Elektronisch greift der Einbruchschutz dort, wo Mechanik ihre Grenzen erreicht. Eine Einbruchmeldeanlage mit VdS-Klasse A ergänzt die Sicherungen um Öffnungsmelder, Glasbruchsensoren, Bewegungsmelder und eine akustische Außensirene. Die Kombination verschiebt die Werkzeugangriffszeit ins Verhältnis zur Alarmauslösung: Jede zusätzliche Minute, die der Täter für die mechanische Überwindung benötigt, erhöht die Wahrscheinlichkeit, dass die Alarmierung rechtzeitig zu einer Intervention führt.
Für die tatsächliche Abwehr ist auch das Verhalten der Bewohner entscheidend. Die Polizei Berlin weist in ihren Kampagnen darauf hin, dass gekippte Fenster, im Briefkasten liegende Post während Urlauben und auf sozialen Medien geteilte Abwesenheitshinweise den Schutz aller technischen Vorrichtungen zunichtemachen. Das Programm K-EINBRUCH der polizeilichen Kriminalprävention der Länder und des Bundes (polizei-beratung.de) bietet umfassendes Aufklärungsmaterial.
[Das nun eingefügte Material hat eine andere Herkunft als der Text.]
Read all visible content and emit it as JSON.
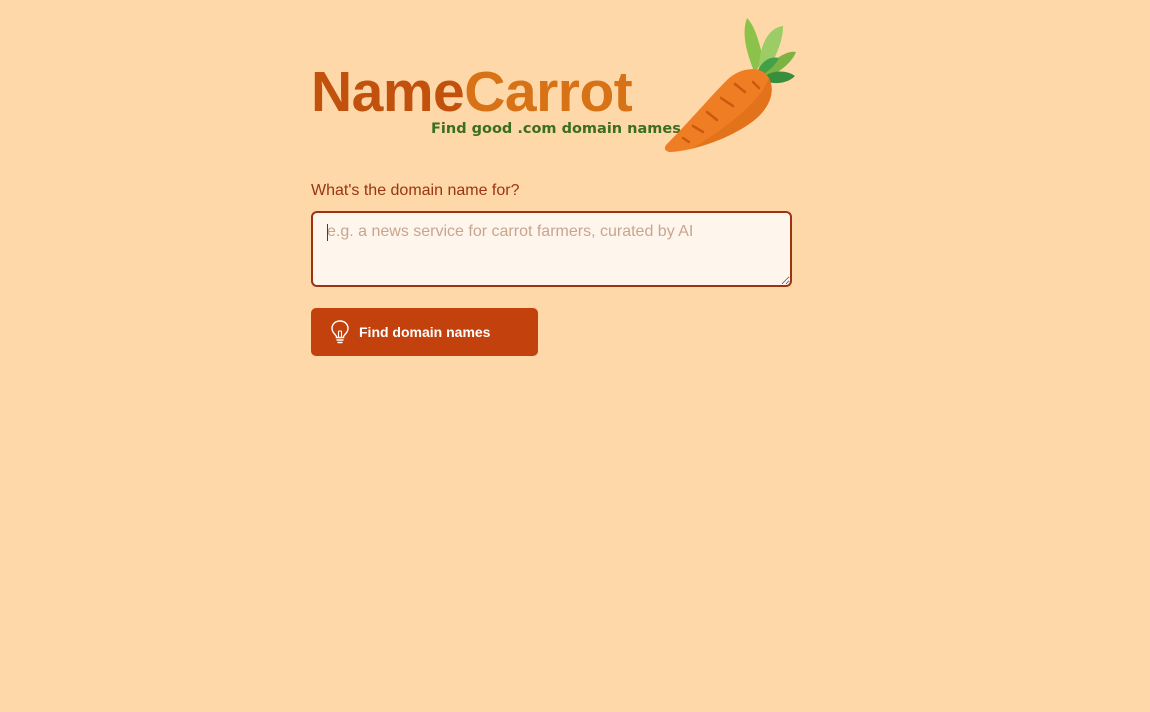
{
  "logo": {
    "name_part": "Name",
    "carrot_part": "Carrot",
    "tagline": "Find good .com domain names"
  },
  "form": {
    "label": "What's the domain name for?",
    "description_placeholder": "e.g. a news service for carrot farmers, curated by AI",
    "description_value": "",
    "submit_label": "Find domain names",
    "submit_icon": "lightbulb-icon"
  },
  "colors": {
    "background": "#FED8A8",
    "brand_dark_orange": "#C2510E",
    "brand_orange": "#D77316",
    "tagline_green": "#3B6E1F",
    "accent": "#C2410C",
    "label_text": "#9A3412"
  }
}
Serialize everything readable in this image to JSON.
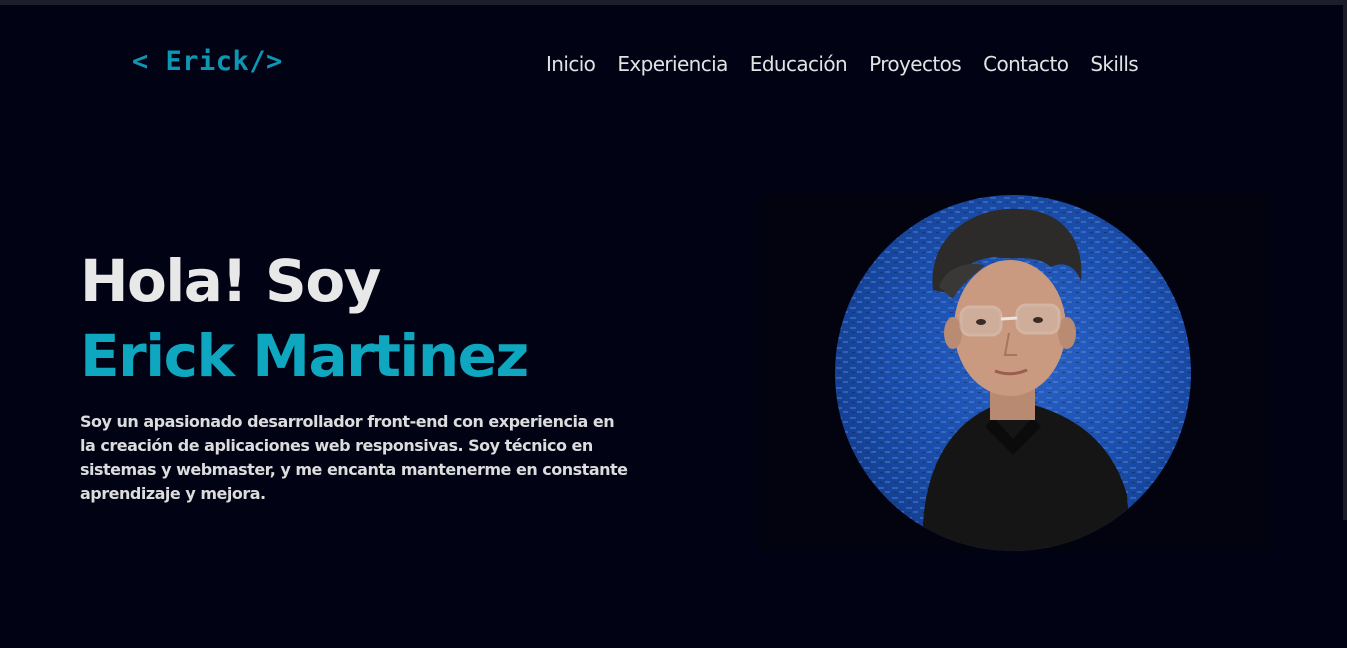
{
  "logo": {
    "text": "< Erick/>"
  },
  "nav": {
    "items": [
      {
        "label": "Inicio"
      },
      {
        "label": "Experiencia"
      },
      {
        "label": "Educación"
      },
      {
        "label": "Proyectos"
      },
      {
        "label": "Contacto"
      },
      {
        "label": "Skills"
      }
    ]
  },
  "hero": {
    "greeting": "Hola! Soy",
    "name": "Erick Martinez",
    "description": "Soy un apasionado desarrollador front-end con experiencia en la creación de aplicaciones web responsivas. Soy técnico en sistemas y webmaster, y me encanta mantenerme en constante aprendizaje y mejora."
  },
  "colors": {
    "background": "#010214",
    "accent": "#0fa7bf",
    "text": "#e6e6e6"
  }
}
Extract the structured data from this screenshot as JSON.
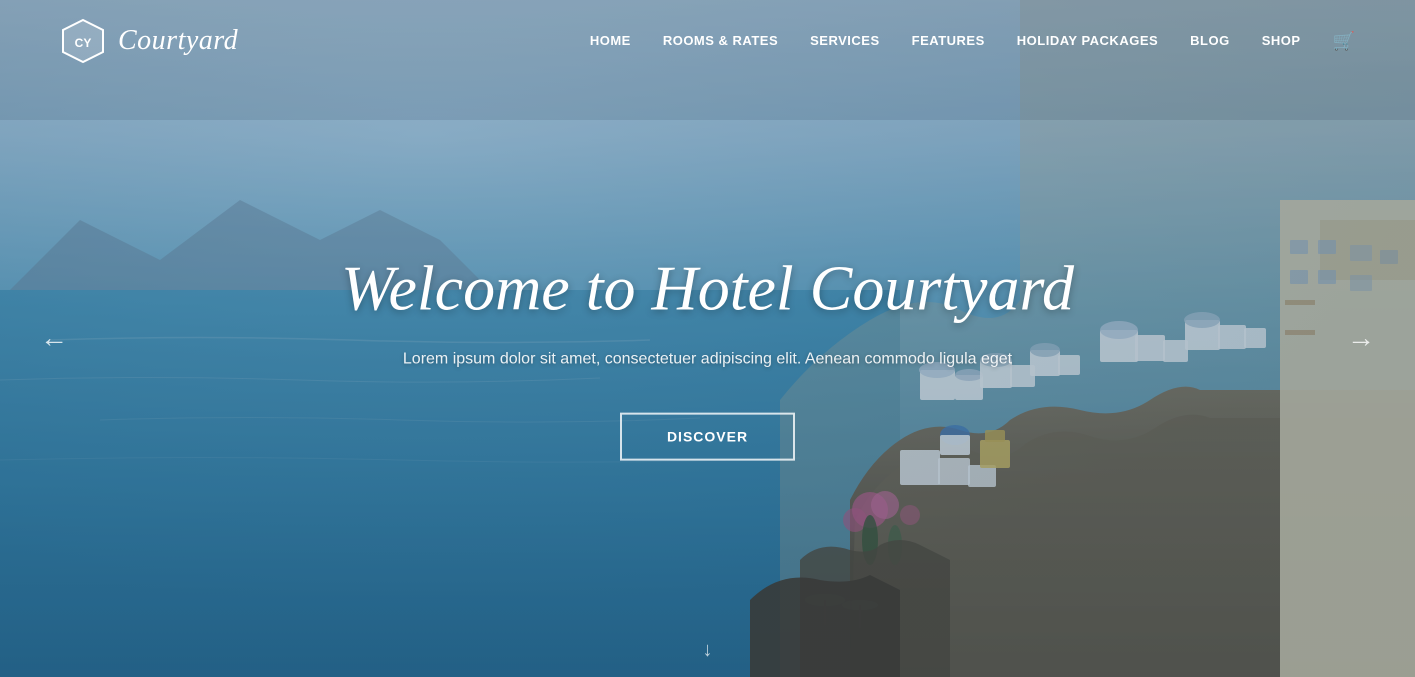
{
  "site": {
    "logo_abbr": "CY",
    "logo_name": "Courtyard"
  },
  "navbar": {
    "links": [
      {
        "label": "HOME",
        "href": "#"
      },
      {
        "label": "ROOMS & RATES",
        "href": "#"
      },
      {
        "label": "SERVICES",
        "href": "#"
      },
      {
        "label": "FEATURES",
        "href": "#"
      },
      {
        "label": "HOLIDAY PACKAGES",
        "href": "#"
      },
      {
        "label": "BLOG",
        "href": "#"
      },
      {
        "label": "SHOP",
        "href": "#"
      }
    ]
  },
  "hero": {
    "title": "Welcome to Hotel Courtyard",
    "subtitle": "Lorem ipsum dolor sit amet, consectetuer adipiscing elit. Aenean commodo ligula eget",
    "cta_label": "Discover",
    "arrow_left": "←",
    "arrow_right": "→",
    "arrow_down": "↓"
  },
  "colors": {
    "accent": "#4a9ac0",
    "white": "#ffffff",
    "nav_bg": "transparent"
  }
}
Die Finanzierung der Nachrüstung ist in Berlin erleichtert durch den KfW-Kredit 159 „Altersgerecht Umbauen“, der auch Einbruchschutzmaßnahmen (Kategorie „Schutz vor Einbruch“) bis zu 50.000 Euro mit günstigen Zinsen fördert — allerdings nur für Eigentümer und Selbstnutzer. Das frühere Zuschussprogramm 455-E ist seit Oktober 2022 ausgesetzt. Für ein typisches Berliner Einfamilienhaus mit fünf Erdgeschoss-Fenstern, zwei Außentüren und Kellerfenstern liegen die reinen Mechanik-Kosten bei etwa 4.500 Euro (Pilzkopfverriegelungen, Zusatzschlösser, Kellerfenstersicherung); ein ergänzendes VdS-A-Alarmsystem kostet weitere 2.500 bis 3.500 Euro. Rechnen Sie mit einer Sanierungsdauer von einer bis zwei Wochen bei einem gut organisierten Fachbetrieb.